Zdjęcie powodem odejścia z ATT? Robbie Lawler odpowiedział Colby’emu Covingtonowi!
Robbie Lawler odpowiedział na słowa Colby’ego Covingtona, który zarzucił mu opuszczenie ATT z powodu zdjęcia, które zawisło w klubie po jego porażce z Tyronem Woodleyem.
Były mistrz kategorii półśredniej Robbie Lawler powróci do oktagonu już 3 sierpnia, w walce wieczoru gali UFC on ESPN 5 w Newark stając naprzeciwko byłego tymczasowego mistrza Colby’ego Covingtona.
Czuję się dobrze. Chodzi o to, żeby zrobić, co mam do zrobienia.
– powiedział na falach Hot 97 jak zawsze oszczędny w słowa Ruthless.
Moje ciało ma się świetnie, treningi idą doskonale. Sparingpartnerzy robią dobra robotą, zmuszając mnie do dużego wysiłku. Gdy wszystko gra, jestem w stanie znokautować każdego.
Zobacz także: Ben Askren zabrał głos na temat dodatkowych ciosów Jorge Masvidala po nokaucie
Chaos w drodze do walki ze swoim byłym klubowym kolegą z American Top Team gruszek w popiele nie zasypia. Swego czasu opowiadał, jak deklasował go podczas sparingów, a ostatnio stwierdził, że Ruthless opuścił w 2016 roku ATT rzekomo z powodu zdjęcia pokonującego go Tyrona Woodleya, jakie zawisło wówczas w klubie.
Po prostu gada.
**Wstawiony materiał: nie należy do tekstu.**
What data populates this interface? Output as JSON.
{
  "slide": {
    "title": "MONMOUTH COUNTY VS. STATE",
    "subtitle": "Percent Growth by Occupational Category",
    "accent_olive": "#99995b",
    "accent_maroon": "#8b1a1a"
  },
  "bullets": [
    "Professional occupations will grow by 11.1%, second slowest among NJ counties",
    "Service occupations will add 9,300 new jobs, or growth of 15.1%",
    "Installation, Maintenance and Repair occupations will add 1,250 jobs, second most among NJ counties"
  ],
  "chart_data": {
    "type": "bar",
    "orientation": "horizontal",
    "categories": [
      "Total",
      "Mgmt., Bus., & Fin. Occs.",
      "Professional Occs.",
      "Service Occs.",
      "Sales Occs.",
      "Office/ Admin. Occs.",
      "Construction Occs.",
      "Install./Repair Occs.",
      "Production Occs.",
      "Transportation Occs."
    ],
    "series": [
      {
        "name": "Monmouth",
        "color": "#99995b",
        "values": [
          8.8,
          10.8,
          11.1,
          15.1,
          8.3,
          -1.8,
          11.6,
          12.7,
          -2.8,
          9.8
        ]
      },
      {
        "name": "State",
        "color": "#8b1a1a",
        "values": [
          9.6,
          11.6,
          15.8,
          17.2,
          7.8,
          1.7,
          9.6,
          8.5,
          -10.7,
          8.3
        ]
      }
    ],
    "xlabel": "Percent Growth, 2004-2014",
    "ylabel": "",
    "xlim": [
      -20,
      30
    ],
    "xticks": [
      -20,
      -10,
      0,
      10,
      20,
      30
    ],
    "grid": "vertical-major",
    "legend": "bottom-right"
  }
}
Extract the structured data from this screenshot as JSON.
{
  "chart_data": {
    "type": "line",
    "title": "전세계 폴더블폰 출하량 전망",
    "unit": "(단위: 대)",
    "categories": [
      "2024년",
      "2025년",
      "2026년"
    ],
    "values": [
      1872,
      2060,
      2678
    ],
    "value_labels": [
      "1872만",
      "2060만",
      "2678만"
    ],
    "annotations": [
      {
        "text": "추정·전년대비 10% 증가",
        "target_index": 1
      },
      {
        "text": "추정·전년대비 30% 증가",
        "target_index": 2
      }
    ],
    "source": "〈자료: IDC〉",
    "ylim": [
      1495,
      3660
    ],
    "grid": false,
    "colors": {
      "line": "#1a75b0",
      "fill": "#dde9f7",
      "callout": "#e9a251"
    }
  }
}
Nie przywiązuję większej wagi do tego, co ktokolwiek inny mówi.
– powiedział trenujący od dwóch lat w Hard Knocks 365 Robbie, zapytany o wypowiedzi Colby’ego.
Wiem, dlaczego odszedłem. I tyle się liczy. Każda decyzja, jaką podjąłem w życiu, wyszła mi na dobre. To nauka. Jestem tutaj, żeby się bić, a nie rozprawiać o przeszłości. Jestem tutaj, żeby się poprawiać, rozwijać – w życiu i w sporcie.
To jednak nie wszystko, bo Lawler nie miał też żadnych problemów, aby przemycić kilka komplementów pod adresem swojego najbliższego rywala.
Wykonał dobrą pracę. Ciężko pracuje.
– powiedział o Covingtonie.
Posiada swoje umiejętności.
Tak, szanuję go. Wiele potrafi, ma za sobą dobry klub.
37-latek był ostatnio widziany w akcji podczas marcowej gali UFC 235, w kontrowersyjnych okolicznościach przegrywając z Benem Askrenem. Był to jego powrót do akcji po ponad rocznej przerwie i porażce z Rafaelem dos Anjosem, którą przypłacił zerwaniem więzadła krzyżowego w kolanie.
Ostatni raz w glorii zwycięzcy Robbie Lawler był widziany w lipcu 2017 roku, pokonując jednogłośną decyzją sędziowską Donalda Cerrone.
Wyjdę tam i pójdę na niego ostro.
– zapowiedział walkę z Covingtonem.
Myślę, że też lubi od razu mocno ruszać na swoich rywali, rzucać ich na siatkę, skracać dystans.